Yield: 2 Quart-Sized Jars
5 Tbsp. sea salt
2 quarts filtered water
6 tannic leaves – grape, oak, or horseradish leaves
12-18 cloves garlic, peeled
4 large heads of dill, or 2 Tbsp. dill seed (not weed)
Spices to taste: black peppercorns, red pepper flakes, whole mustard seeds, etc
Enough pickling cucumbers to fill two 32 ounce glass jars
- Clean jars and lids, if using them. Sterilize them with boiling water or in the dishwasher. You want them hot and disinfected.
- Make brine by dissolving 5 tablespoons sea salt in 2 quarts of filtered water, no need to boil – cooler water will help retain crispness.
- In each of the quart jars, add one of the tannin-containing leaves, 2-3 cloves of garlic, the heads of dill, and 1/6 of the spices.

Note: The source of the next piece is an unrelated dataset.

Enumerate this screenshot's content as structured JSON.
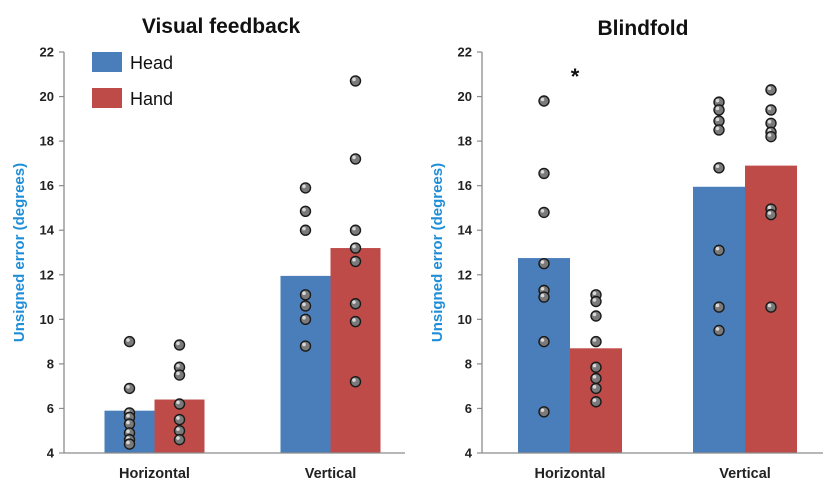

- Pack one quarter of the cucumbers in each of the jars on top of the spices. (The longest ones work best at the bottom.)
- In each jar, repeat layers: one tannic leaf, 2-3 cloves of garlic, and another 1/6 of the spice mix. Add another layer of cucumbers and top off with remaining garlic and spices.
- Pour brine over the pickles, leaving approximately 1.5 inches of space at the top. Place another tannin-containing leaf on top of the pickles as a cover between the pickles and the surface of the brine. Use a fermentation weight to keep the pickles under the liquid, if necessary. Cover the jar with a tight lid, airlock lid, or coffee filter secured with a rubber band.
- Ferment at room temperature (60-70°F) for 2-6 weeks until desired flavor and texture are achieved. If using a tight lid, open to “burp” daily, releasing excess pressure. The brine will turn cloudy and the pickles should taste sour when done.
- Eat now or store in refrigerator or root cellar for months.